The film is a labour of love for Mehboob Bawa and his wife, Razia Rawoot. It is the result of years of hard work, passion and sacrifice by the dedicated duo.
“It was an honour to accept Mehboob and Razia’s invitation to direct this film,” says Director Maynard Kraak whose films include Vrou Soek Boer, Finders Keepers and The Last Victims. “It was also a personal challenge to do a film with dance and singing, something I’d never done in my twenty-year career.”
“The film is a life-long ambition of Mehboob’s and is also a very personal story that drew inspiration from his own life, having grown up in a family that had a similar corner shop in Claremont, a cornerstone of that community. With the advent of retail giants appearing in local neighbourhoods replacing the convenience of the family-owned and run general dealers, these bastions of the community are increasingly heading for extinction. In addition, Cape Town, on the whole, is subject to a worldwide gentrification trend that is robbing areas of their nuance and character. We see this especially in areas close to the city centre like the Bo Kaap or Woodstock, but this is spreading throughout the city as property prices continue to spiral out of control. Thus, I believe this universal theme can be enjoyed by audiences throughout South Africa and abroad.”
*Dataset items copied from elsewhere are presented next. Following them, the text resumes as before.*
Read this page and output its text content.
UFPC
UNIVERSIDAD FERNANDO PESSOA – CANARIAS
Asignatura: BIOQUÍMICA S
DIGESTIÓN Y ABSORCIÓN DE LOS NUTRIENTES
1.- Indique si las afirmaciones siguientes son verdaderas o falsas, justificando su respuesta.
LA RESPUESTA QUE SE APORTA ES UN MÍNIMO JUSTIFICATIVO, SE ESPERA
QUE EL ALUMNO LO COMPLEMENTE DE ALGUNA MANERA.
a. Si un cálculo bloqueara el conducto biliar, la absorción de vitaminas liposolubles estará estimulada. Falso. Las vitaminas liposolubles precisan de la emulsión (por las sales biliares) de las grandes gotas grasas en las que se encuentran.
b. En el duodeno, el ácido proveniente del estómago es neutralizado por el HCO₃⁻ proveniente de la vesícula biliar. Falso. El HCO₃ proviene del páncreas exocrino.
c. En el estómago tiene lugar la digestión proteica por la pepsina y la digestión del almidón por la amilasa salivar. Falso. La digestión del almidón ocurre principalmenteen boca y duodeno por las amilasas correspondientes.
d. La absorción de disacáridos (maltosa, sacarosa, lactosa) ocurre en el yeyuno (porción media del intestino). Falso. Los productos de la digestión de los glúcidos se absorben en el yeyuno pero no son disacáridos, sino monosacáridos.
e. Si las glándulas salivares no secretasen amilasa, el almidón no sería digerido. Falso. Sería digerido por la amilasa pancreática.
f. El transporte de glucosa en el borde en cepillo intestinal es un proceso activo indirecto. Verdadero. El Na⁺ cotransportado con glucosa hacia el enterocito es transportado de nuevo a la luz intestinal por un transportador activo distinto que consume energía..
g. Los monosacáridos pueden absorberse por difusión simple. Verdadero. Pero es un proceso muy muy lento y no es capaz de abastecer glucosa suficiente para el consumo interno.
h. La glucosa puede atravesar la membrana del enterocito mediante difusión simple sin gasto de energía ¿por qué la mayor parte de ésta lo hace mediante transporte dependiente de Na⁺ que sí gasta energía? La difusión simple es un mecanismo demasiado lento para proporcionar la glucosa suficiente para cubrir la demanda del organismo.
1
Actor / Comedian, Siv Ngesi plays Patrick, the love interest, who is incidentally a fan of Bollywood movies and music, and participates in multiple dance sequences and even sings in Hindi. Rashmi is played by rising talent Suraya Rose Santos. Mehboob Bawa (a 30 year veteran of film, television and radio) and Rehane Abrahams (who recently won a Best Performance Fleur Du Cap for her role in Womb of Fire) play Rashmi’s parents Magan Bhai and Mary, and Patrick’s father and owner of the property development company by Thabo Bopape. Others in the cast include Fahruq Valley-Omar, Elodie Venece, Rameez Nordien, Stavros Cassapis, Khalil Kathrada and Carishma Basday.
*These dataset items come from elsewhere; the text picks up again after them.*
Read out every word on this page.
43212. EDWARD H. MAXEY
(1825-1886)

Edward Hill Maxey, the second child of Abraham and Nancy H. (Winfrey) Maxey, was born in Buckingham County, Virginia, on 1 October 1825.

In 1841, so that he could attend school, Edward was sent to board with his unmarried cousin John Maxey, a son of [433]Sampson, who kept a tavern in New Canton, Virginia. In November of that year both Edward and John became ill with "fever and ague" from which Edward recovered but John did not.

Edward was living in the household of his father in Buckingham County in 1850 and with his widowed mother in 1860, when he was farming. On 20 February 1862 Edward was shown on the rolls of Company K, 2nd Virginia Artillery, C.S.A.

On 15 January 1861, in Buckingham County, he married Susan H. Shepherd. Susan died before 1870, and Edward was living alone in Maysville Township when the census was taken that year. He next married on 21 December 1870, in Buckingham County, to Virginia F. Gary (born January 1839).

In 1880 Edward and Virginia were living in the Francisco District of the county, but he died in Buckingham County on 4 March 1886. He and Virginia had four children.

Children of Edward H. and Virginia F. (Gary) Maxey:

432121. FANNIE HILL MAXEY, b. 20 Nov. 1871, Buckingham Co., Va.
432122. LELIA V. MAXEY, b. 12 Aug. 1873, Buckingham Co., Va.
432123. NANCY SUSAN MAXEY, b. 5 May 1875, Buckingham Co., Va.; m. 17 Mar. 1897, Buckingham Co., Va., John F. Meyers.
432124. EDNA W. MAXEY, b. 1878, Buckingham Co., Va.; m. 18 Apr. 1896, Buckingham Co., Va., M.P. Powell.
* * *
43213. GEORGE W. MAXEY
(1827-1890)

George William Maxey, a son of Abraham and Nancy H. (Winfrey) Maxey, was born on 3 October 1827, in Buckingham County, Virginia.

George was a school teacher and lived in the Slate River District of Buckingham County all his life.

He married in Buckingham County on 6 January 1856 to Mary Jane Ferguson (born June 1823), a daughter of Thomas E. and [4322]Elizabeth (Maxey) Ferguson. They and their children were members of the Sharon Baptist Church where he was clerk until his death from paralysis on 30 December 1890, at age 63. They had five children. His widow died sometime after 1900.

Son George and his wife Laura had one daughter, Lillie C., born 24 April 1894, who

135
“We have introduced a romantic subplot with a Bollywood inspired touch leading to heartbreak, emotion and drama,” explains Razia Rawoot and Mehboob Bawa. “There are Bollywood-styled song sequences with songs composed by Rajive Mohan from Durban, arguably one of South Africa’s top musicians. The lyrics were written by poet Jamal Mukaddam and singer and songwriter Yusuf Bassa. Ultimately it’s a feel-good film, so everything is resolved in the end. But the journey for the characters and the audience is an exciting one filled with lots of humour as well”.